How to comply with new California law without changing water rights

Groundwater pumps in California’s Pajaro Valley. Photo credit: USDA

Over the next two years, more than 100 groundwater sustainability agencies in California will have to hammer out a plan to make their groundwater basins sustainable

But as mangers in many areas work to combat decades of over-pumping, they face a major dilemma: In dividing the groundwater pie to avoid overuse, they can’t change Byzantine groundwater rights that date as far back as 1903.

In a new working paper, “Groundwater Pumping Allocations under California’s Sustainable Groundwater Management Act,”Environmental Defense Fund and New Current Water and Land – a California-based consulting firm – provide water managers with a recommended approach to navigate this challenge and develop plans that are more durable, and thus likely to succeed, under the new Sustainable Groundwater Management Act (SGMA).

Choosing which approach is best is a critical step for cutting back groundwater use, which many basins will have to do, and for creating water trading systems, which many basins are considering to better manage increasingly limited groundwater. Before you create a market, you have to define who has how much – in this case, groundwater pumping rights – in order to trade.

Four options for allocating groundwater

Any allocation method will require substantial stakeholder engagement, in part to explain why the framework is being used and to explain groundwater rights more generally. Water agencies are currently considering a few different allocation approaches, including seemingly simple frameworks that divvy up water proportionally based on land ownership or historic water use. However, if there is opposition, plans based on these allocations could wind up in court.

The safest way to ensure that the allocation approach withstands judicial review is to allocate groundwater in a way that aligns with common groundwater rights law. To reach this conclusion, we analyzed four allocation options:

1. Pro rata allocation per overlying acre. This approach divides available groundwater proportional to property size. One problem is that it can be viewed as creating inequities for those who have invested heavily to exercise their groundwater rights.

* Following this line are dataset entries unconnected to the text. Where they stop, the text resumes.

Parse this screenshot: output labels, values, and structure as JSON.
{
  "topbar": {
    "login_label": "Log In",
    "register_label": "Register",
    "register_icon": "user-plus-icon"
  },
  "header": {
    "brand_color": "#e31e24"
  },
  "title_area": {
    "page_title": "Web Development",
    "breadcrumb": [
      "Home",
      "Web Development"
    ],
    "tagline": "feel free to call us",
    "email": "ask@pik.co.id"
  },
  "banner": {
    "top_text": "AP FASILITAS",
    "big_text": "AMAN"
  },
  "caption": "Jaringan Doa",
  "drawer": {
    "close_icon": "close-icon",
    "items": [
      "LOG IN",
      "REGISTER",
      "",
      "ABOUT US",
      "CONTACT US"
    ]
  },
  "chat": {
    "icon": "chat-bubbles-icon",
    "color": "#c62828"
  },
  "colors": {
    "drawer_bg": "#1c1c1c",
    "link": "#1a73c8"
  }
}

2. Pro rata allocation per irrigated overlying acre. This approach allocates each irrigated acre a specific quantity of groundwater. It’s relatively simple to calculate, but one downside is that it does not consider unexercised pumping rights.

3. Allocation based on fraction of historic pumping. This approach allocates water based on historic groundwater use. This can reduce conflict among existing groundwater pumpers. But one potential major challenge is it requires data about individuals’ historic use that may not exist.

4. Comprehensive allocation method (recommended method). This approach allocates groundwater based on California groundwater law to the extent practical and preserves the relative priority of water users. Consequently, we believe this method is more likely to survive judicial scrutiny if tested in court. However, it may be more complicated and time-consuming to apply and would require substantial stakeholder engagement.

How would the allocation method work?

For many agencies, SGMA will require some hard choices about cutting water use. These choices are further complicated by ambiguity in California’s groundwater law and imperfect information about water consumption.

To help navigate these challenges, our paper provides a hypothetical decision tree to show agencies how applying a comprehensive allocation method would work, as well as a short summary on the three groundwater rights categories in California (overlying, appropriative, and prescriptive).

How will the allocation method hold up in court?

Lengthy and costly court challenges have riddled the California groundwater landscape for decades. Hoping to prevent legal challenges from delaying SGMA implementation, state lawmakers passed legislation to shorten adjudication timelines for SGMA cases and enable basins to continue implementing their sustainability plans during litigation.

If an agency’s groundwater sustainability plan gets challenged in court, the judge may be more likely to issue a preliminary injunction that allows the agency to continue implementing the plan if it uses a comprehensive allocation method. The final court judgement also may be more likely to be similar to the plan adopted by the agency if that plan closely follows groundwater law. This could save valuable time and resources in a process that requires plans to be complete by 2020 or 2022, depending on the status of the basin.

Groundwater sustainability agencies that invest in this framework at the beginning of the process could be more likely to successfully implement their plans and ultimately create a more resilient water system. And that, after all, is the goal of SGMA and what California ultimately needs to ensure a stable, sustainable future for people, the economy and the environment.